Missouri ready to execute prisoner

ST. LOUIS

The U.S. Supreme Court and Missouri’s governor declined Tuesday to block the execution of a man who raped and killed a college student, leaving him on course to be the first U.S. prisoner put to death since an Arizona lethal injection went awry last month.

Michael Worthington, 43, had predicted that the nation’s high court and Gov. Jay Nixon would not spare him from the lethal injection scheduled for 12:01 a.m. today, insisting in a telephone interview with The Associated Press that he had accepted his fate.

Worthington’s attorneys had pressed the Supreme Court to put off his execution, set to take place at a prison south of St. Louis, citing the Arizona execution and two others that were botched in Ohio and Oklahoma, as well as the secrecy involving the drugs used during the process in Missouri.

Report: Hackers steal 1.2B names, passwords

NEW YORK

Russian hackers have stolen 1.2 billion user names and passwords in a series of Internet heists affecting 420,000 websites, according to a report published Tuesday.

The thievery was described in a New York Times story based on the findings of Hold Security, a Milwaukee firm that has a history of uncovering online security breaches. Hold Security didn’t immediately respond to inquiries from The Associated Press.

The identities of the websites that were broken into weren’t identified by the Times, which cited nondisclosure agreements that required Hold Security to keep some information confidential.

Buses crash in Times Square; 14 are hurt

new york

A crash involving two double-decker tour buses injured 14 people and left Times Square blood-spattered Tuesday afternoon.

None of the injuries was believed to be life-threatening, fire department officials said.

The accident happened at 47th Street and Seventh Avenue in Manhattan, an area teeming with tourists near the TKTS discount Broadway ticket booth. A stretch of Seventh Avenue was shut down for hours.

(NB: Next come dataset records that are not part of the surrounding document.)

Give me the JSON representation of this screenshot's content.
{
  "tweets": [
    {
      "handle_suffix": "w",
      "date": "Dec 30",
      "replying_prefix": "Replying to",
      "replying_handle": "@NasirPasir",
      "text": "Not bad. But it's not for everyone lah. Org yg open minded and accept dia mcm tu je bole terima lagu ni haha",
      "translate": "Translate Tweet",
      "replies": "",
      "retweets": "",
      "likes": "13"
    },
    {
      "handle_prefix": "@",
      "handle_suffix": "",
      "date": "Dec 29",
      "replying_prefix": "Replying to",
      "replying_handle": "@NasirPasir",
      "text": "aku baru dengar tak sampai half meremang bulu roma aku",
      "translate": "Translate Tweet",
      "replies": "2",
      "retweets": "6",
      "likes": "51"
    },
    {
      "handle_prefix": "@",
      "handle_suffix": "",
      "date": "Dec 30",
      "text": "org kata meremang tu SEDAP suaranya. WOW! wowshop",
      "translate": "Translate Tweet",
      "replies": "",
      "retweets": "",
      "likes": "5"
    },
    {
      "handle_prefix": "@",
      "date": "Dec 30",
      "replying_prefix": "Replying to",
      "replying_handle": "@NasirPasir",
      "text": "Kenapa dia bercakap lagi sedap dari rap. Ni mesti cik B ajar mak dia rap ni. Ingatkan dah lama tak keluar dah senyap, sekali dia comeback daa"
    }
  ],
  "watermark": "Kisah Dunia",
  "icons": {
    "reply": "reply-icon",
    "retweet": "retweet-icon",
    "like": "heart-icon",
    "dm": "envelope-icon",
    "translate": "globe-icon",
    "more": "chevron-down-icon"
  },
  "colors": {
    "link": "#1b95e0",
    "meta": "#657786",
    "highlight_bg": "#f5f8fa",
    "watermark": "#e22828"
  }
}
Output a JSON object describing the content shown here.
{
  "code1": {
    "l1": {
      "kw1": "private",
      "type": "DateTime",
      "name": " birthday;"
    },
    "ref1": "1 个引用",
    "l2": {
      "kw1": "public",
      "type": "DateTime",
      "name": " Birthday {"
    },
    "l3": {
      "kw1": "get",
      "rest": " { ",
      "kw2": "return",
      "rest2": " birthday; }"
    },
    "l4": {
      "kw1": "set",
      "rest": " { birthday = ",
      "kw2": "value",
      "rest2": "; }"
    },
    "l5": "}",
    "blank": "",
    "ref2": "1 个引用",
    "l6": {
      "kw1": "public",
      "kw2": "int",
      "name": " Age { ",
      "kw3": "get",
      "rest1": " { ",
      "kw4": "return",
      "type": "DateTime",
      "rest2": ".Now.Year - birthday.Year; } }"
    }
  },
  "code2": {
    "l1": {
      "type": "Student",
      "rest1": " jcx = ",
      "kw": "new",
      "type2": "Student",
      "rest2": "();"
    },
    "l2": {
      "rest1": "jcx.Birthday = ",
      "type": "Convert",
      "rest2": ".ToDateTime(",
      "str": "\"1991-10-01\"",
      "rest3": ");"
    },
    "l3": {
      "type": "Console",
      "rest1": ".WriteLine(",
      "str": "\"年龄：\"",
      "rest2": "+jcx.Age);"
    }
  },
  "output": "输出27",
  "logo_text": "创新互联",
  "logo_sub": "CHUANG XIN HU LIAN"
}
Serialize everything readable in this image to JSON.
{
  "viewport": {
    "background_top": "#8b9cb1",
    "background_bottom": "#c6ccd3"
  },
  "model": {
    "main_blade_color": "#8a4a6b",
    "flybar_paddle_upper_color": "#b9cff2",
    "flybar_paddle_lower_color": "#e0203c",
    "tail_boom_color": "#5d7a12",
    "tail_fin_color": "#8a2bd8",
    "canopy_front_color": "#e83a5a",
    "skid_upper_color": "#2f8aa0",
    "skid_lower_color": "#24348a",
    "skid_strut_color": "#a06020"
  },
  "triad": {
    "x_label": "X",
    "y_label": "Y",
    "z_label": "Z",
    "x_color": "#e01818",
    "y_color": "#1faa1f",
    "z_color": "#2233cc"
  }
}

Vet revives kitten that was given heroin

exton, pa.

A Pennsylvania veterinarian has used an overdose reversal drug to save a kitten that had been given heroin.

Police said Tuesday they arrested West Chester resident James Myers, who faces charges including animal cruelty and drug possession.

Police say an officer spotted Myers’ car parked in the street Sunday. The officer says he saw an injured black kitten under the door with a rope around its neck and several teeth knocked out. Police say they found bundles of heroin and dozens of needles in the car.

Authorities say the veterinarian revived the cat with Narcan, an antidote for opium-based drug overdoses.

Ancient skeleton found

PHILADELPHIA

An archaeology museum in Philadelphia has made an extraordinary find — in its own storage rooms.

The University of Pennsylvania’s Penn Museum announced Tuesday that it had rediscovered a 6,500-year-old human skeleton originally excavated from southern Iraq around 1930.

The complete remains, which had been kept in a coffinlike box, were missing documentation until researchers recently began digitizing the museum’s collection from an expedition to Ur, an ancient city near modern-day Nasiriyah.